Mora-se bem também nos arredores de Washington - a capital em si é bem pequenina, tanto que o famoso e histórico cemitério de Arlington e o Pentágono, o centro de defesa do país, ficam de fato em outra cidade, Arlington County, no estado da Virginia (embora não se tenha a menor noção de ter entrado em outra localidade, pois basta cruzar o rio Potomac de carro por uma ponte ou pelos trilhos do metrô).
Seja pelas qualidades ou pelos defeitos, Brasília e Washington D.C. merecem uma visita. São exemplos de cidades diferentes das demais. As duas nasceram com um propósito bem definido (sob um certo aspecto, um fardo) – e são resultado disso, dezenas ou centenas de anos depois. Gostem ou não delas, ambas estão aí. Emanando poder.

3 comentários:

Sávio Christi disse...

Mano Rodrigo, vim lhe dar os parabéns por seu trabalho e convidá-lo a acessar minha página de divulgação, eis o endereço → http://www.facebook.com/SavioChristiDesenhistaDivulgacao.

Bom, abraços e até mais então!

Sávio Christi disse...

Brasília e Washington, DC se parecem bastante sim, certamente!

Acho que a grande diferença é que Brasília é governada por um governador, enquanto que Washington, DC é governada por um prefeito!
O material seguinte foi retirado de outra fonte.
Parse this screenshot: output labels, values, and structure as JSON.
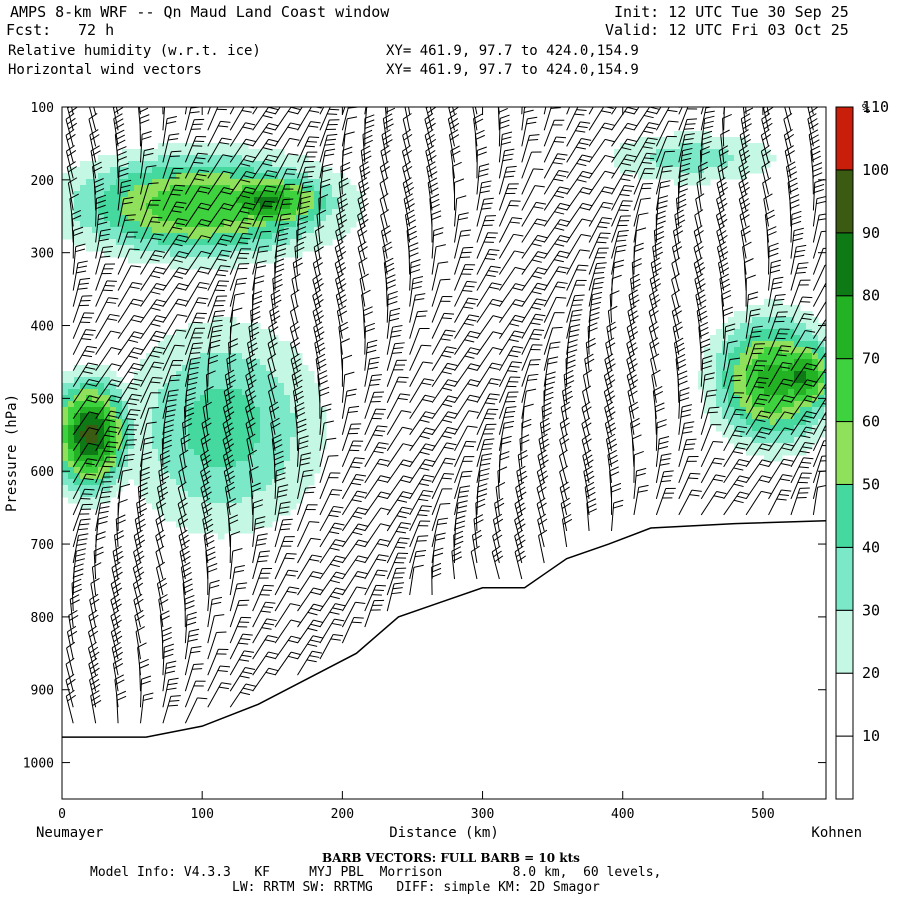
{
  "header": {
    "title": "AMPS 8-km WRF -- Qn Maud Land Coast window",
    "fcst_label": "Fcst:",
    "fcst_value": "72 h",
    "init": "Init: 12 UTC Tue 30 Sep 25",
    "valid": "Valid: 12 UTC Fri 03 Oct 25",
    "field1": "Relative humidity (w.r.t. ice)",
    "field2": "Horizontal wind vectors",
    "xy1": "XY= 461.9, 97.7 to 424.0,154.9",
    "xy2": "XY= 461.9, 97.7 to 424.0,154.9"
  },
  "footer": {
    "barb_note": "BARB VECTORS: FULL BARB = 10 kts",
    "model_line1": "Model Info: V4.3.3   KF     MYJ PBL  Morrison         8.0 km,  60 levels,",
    "model_line2": "LW: RRTM SW: RRTMG   DIFF: simple KM: 2D Smagor"
  },
  "colors": {
    "c10_20": "#ffffff",
    "c20_30": "#ffffff",
    "c30_40": "#c4f7e4",
    "c40_50": "#7be8c8",
    "c50_60": "#45d9a0",
    "c60_70": "#8fe05a",
    "c70_80": "#3fd23f",
    "c80_90": "#23b223",
    "c90_100": "#0e7a16",
    "c100_110": "#3b5a12",
    "c110_plus": "#c81e0a",
    "terrain": "#ffffff"
  },
  "chart_data": {
    "type": "heatmap",
    "title": "Relative humidity (w.r.t. ice)",
    "xlabel": "Distance (km)",
    "ylabel": "Pressure (hPa)",
    "x_left_label": "Neumayer",
    "x_right_label": "Kohnen",
    "xlim": [
      0,
      545
    ],
    "ylim": [
      1050,
      100
    ],
    "xticks": [
      0,
      100,
      200,
      300,
      400,
      500
    ],
    "yticks": [
      100,
      200,
      300,
      400,
      500,
      600,
      700,
      800,
      900,
      1000
    ],
    "colorbar": {
      "unit": "%",
      "levels": [
        10,
        20,
        30,
        40,
        50,
        60,
        70,
        80,
        90,
        100,
        110
      ]
    },
    "terrain_surface": {
      "x": [
        0,
        30,
        60,
        100,
        140,
        180,
        210,
        240,
        270,
        300,
        310,
        330,
        345,
        360,
        390,
        420,
        480,
        545
      ],
      "p": [
        965,
        965,
        965,
        950,
        920,
        880,
        850,
        800,
        780,
        760,
        760,
        760,
        740,
        720,
        700,
        678,
        672,
        668
      ]
    },
    "rh_features": [
      {
        "name": "upper moist layer",
        "x": [
          0,
          200
        ],
        "p": [
          170,
          300
        ],
        "rh": 80
      },
      {
        "name": "upper core",
        "x": [
          100,
          190
        ],
        "p": [
          200,
          260
        ],
        "rh": 92
      },
      {
        "name": "western mid-level core",
        "x": [
          0,
          40
        ],
        "p": [
          480,
          620
        ],
        "rh": 103
      },
      {
        "name": "eastern mid-level moist",
        "x": [
          470,
          545
        ],
        "p": [
          390,
          560
        ],
        "rh": 85
      },
      {
        "name": "eastern core",
        "x": [
          510,
          545
        ],
        "p": [
          420,
          520
        ],
        "rh": 92
      },
      {
        "name": "sloping mid-level moist band",
        "x": [
          40,
          190
        ],
        "p": [
          380,
          700
        ],
        "rh": 55
      },
      {
        "name": "upper eastern band",
        "x": [
          380,
          520
        ],
        "p": [
          140,
          200
        ],
        "rh": 45
      }
    ],
    "wind_barbs": {
      "full_barb_kts": 10,
      "wind": "mostly easterly to southeasterly"
    }
  }
}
E uma dúvida que me assola: por que será que Brasília e o Distrito Federal brasileiros não são tidos como sendo equivalentes exatos, assim como são tidos Washington e o Distrito de Colúmbia americano?

Por exemplo, a Wikipédia possui os artigos isolados de Brasília e Distrito Federal (Brasil), ao passo que o artigo de Distrito de Colúmbia redireciona para o artigo de Washington, DC, sendo que sempre acreditei que nosso Distrito Federal fosse equivalente ao Distrito de Colúmbia dos Estados Unidos, já que ambos foram criados para poderem abrigar suas respectivas capitais federais, ou será que estou equivocado nesse assunto?

Rodrigo Piscitelli disse...

Caro Sávio,

Antes de mais nada, grato pela visita e pelo comentário!

Infelizmente, não sei responder sua pergunta. Mas o que você disse faz todo o sentido. Creio que Brasília estaria melhor com um prefeito e não um governador para administrá-la.